Keberadaan perempuan juga yang seolah mampu memberi tenaga tambahan kepada Sukarno. Dalam pesta dansa contohnya, Sukarno yang dikenal pintar berdansa cha-cha itu bisa berganti-ganti menggandeng tangan perempuan, dalam 2-4 kali putaran irama. Staminanya tak pernah surut jika ada perempuan di sekelilingnya.

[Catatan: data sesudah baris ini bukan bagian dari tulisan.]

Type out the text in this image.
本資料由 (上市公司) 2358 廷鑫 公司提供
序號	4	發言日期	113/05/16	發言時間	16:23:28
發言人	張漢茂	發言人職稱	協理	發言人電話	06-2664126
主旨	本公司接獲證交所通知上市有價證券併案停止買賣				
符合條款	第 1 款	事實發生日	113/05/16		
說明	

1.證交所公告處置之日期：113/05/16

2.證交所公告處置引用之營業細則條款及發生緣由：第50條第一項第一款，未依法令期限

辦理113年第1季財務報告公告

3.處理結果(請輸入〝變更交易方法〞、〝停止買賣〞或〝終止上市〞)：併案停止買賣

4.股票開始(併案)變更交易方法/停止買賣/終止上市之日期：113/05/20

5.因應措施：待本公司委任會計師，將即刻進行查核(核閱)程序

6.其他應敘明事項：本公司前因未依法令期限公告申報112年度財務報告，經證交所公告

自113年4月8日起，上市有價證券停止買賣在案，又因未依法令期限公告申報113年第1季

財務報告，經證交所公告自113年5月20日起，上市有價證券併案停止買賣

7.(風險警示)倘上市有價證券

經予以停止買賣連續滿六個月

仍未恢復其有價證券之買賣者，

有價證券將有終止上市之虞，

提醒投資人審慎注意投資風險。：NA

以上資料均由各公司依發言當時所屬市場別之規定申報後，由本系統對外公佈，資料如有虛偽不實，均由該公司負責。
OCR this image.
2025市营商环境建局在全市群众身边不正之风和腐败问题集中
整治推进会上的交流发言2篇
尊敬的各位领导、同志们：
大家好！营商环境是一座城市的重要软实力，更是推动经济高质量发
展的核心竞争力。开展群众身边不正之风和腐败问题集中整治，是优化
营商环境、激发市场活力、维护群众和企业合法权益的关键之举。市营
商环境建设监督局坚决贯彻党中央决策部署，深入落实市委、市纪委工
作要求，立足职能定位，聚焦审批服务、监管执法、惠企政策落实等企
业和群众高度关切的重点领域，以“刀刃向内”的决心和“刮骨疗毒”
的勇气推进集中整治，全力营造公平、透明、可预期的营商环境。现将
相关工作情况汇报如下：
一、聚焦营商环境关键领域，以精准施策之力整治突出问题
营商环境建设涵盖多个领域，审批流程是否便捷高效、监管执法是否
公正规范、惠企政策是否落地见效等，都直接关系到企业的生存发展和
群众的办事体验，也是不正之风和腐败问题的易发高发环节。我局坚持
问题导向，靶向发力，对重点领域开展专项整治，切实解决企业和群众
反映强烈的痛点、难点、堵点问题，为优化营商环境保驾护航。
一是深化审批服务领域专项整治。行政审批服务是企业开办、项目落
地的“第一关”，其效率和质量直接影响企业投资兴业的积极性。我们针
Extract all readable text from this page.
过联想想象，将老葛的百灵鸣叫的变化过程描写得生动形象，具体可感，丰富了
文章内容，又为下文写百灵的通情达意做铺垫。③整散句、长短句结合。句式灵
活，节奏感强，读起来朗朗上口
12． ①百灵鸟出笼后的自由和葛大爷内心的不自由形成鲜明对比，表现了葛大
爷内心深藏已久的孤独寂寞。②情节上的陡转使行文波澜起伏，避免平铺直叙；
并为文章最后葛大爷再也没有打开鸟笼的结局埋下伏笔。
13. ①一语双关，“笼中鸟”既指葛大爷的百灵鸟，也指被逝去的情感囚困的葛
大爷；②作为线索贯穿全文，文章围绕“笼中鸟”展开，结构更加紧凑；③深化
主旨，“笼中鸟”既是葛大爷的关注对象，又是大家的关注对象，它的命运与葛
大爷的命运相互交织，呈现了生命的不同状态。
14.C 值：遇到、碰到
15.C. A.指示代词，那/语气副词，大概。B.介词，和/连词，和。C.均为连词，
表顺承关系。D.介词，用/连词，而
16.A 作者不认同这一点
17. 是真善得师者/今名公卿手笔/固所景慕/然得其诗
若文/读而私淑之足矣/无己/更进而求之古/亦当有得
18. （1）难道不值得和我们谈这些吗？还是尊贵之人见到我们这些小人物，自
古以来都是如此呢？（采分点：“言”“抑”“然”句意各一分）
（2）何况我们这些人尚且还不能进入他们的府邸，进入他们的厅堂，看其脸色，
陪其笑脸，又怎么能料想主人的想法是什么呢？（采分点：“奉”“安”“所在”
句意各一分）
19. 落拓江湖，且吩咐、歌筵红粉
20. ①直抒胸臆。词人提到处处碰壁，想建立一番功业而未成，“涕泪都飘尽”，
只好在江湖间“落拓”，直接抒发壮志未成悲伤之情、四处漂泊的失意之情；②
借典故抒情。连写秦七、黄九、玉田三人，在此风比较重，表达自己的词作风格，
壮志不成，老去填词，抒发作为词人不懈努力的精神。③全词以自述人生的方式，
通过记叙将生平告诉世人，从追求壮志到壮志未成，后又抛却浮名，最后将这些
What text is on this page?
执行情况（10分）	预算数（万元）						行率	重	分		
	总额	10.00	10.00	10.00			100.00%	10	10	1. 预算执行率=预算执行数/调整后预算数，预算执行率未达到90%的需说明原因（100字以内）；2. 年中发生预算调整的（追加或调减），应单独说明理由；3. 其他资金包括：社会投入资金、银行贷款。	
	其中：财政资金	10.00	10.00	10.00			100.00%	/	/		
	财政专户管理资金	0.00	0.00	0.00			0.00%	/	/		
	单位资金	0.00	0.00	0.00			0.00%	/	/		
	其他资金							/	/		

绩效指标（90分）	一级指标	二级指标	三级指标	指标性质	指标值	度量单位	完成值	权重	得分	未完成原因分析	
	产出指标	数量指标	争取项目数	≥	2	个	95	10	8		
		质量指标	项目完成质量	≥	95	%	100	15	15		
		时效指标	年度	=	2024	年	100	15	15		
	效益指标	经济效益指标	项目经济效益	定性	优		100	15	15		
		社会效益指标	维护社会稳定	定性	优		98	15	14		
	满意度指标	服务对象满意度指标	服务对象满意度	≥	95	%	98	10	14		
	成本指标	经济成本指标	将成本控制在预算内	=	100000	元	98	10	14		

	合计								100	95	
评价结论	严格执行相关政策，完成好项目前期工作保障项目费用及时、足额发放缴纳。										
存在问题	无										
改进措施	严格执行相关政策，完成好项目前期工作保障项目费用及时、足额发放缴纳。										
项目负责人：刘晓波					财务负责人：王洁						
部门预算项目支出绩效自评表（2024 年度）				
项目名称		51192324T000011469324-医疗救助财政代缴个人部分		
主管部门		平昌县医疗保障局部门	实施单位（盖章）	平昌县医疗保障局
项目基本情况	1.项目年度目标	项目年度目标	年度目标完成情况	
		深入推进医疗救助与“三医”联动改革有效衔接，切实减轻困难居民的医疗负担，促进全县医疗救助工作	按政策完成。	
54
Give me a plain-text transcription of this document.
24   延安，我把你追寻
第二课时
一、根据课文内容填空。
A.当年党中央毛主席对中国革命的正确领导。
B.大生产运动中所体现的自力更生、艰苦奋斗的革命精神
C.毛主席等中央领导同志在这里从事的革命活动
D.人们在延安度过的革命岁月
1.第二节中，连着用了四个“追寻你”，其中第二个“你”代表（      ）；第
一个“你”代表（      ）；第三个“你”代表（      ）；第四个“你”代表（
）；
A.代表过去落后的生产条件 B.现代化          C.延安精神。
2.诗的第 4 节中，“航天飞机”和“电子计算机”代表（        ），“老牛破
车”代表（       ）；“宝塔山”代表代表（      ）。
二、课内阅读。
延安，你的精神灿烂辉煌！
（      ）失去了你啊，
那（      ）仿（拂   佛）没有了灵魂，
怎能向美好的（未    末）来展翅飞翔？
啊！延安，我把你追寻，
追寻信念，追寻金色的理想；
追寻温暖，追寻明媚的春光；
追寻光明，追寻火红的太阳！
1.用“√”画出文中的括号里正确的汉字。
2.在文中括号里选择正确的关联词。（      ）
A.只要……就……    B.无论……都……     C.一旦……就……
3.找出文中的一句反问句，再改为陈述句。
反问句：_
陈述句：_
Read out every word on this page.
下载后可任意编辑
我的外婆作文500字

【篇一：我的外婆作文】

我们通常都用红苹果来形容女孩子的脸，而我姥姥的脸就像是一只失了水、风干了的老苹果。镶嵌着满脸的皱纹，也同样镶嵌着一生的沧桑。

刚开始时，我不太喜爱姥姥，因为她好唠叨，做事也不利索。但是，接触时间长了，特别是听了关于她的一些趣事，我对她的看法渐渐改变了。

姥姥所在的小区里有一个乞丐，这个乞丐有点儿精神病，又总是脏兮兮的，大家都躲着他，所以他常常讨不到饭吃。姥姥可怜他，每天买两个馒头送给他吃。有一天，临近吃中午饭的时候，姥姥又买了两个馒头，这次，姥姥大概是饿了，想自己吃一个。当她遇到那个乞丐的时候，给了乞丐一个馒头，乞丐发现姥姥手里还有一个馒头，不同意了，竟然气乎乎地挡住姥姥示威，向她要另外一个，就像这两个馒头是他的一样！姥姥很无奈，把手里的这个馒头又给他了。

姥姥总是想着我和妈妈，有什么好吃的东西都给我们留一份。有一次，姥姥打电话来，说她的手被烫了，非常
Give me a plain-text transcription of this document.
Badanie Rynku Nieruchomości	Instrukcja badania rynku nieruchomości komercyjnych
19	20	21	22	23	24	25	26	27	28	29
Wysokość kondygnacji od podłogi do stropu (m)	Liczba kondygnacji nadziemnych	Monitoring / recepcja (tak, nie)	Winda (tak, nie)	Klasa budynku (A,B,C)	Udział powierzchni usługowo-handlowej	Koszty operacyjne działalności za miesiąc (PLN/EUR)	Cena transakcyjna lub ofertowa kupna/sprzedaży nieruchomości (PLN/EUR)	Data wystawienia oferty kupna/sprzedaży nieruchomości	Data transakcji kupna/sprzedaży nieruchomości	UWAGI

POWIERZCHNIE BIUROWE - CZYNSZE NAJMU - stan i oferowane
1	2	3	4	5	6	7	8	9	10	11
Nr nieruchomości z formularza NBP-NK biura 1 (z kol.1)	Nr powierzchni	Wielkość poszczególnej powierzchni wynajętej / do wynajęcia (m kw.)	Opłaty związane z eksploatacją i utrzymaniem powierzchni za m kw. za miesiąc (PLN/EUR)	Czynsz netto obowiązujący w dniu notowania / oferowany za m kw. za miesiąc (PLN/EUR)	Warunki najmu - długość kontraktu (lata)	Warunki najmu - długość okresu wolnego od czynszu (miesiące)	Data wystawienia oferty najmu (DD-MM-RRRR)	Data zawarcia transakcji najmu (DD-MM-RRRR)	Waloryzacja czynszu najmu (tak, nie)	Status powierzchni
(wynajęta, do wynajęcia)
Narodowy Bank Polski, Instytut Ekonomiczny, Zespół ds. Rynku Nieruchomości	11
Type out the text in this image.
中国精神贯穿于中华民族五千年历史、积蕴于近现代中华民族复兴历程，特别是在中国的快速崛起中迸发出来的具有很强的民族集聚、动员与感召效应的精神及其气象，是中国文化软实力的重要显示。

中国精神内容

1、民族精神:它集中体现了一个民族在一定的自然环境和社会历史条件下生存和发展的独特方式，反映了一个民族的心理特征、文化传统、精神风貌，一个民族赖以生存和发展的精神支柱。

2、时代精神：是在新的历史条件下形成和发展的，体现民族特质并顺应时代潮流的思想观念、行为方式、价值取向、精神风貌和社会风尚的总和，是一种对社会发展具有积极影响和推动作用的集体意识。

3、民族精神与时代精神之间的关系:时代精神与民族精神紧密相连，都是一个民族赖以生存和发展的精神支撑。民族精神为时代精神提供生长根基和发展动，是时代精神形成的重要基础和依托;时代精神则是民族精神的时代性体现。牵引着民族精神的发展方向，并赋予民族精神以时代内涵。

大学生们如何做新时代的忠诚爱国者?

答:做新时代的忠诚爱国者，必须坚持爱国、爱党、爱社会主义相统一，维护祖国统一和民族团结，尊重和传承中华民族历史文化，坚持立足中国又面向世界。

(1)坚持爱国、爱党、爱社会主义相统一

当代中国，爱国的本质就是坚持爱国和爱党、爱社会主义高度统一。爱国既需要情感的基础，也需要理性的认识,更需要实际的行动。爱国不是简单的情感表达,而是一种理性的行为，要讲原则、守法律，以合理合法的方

Terpaut lebih dari 40 tahun
Berbicara perjalanan kisah cinta Sukarno, kita tidak bisa mengabaikan begitu saja barisan Bhinneka Tunggal Ika. Kelompok penggembira ini banyak dilibatkan dalam acara-acara kenegaraan di era tahun 1960-an. Mereka terdiri atas barisan para pelajar sekolah menengah yang biasanya berjumlah 50 pasang remaja.
Sebagai barisan pagar betis dalam acara kenegaraan, tentu yang terpilih dalam barisan ini adalah remaja-remaja rupawan. Selain menyambut tamu, tugas mereka yang sebenarnya lebih mulia, yakni mewakili keanekaragaman budaya Indonesia.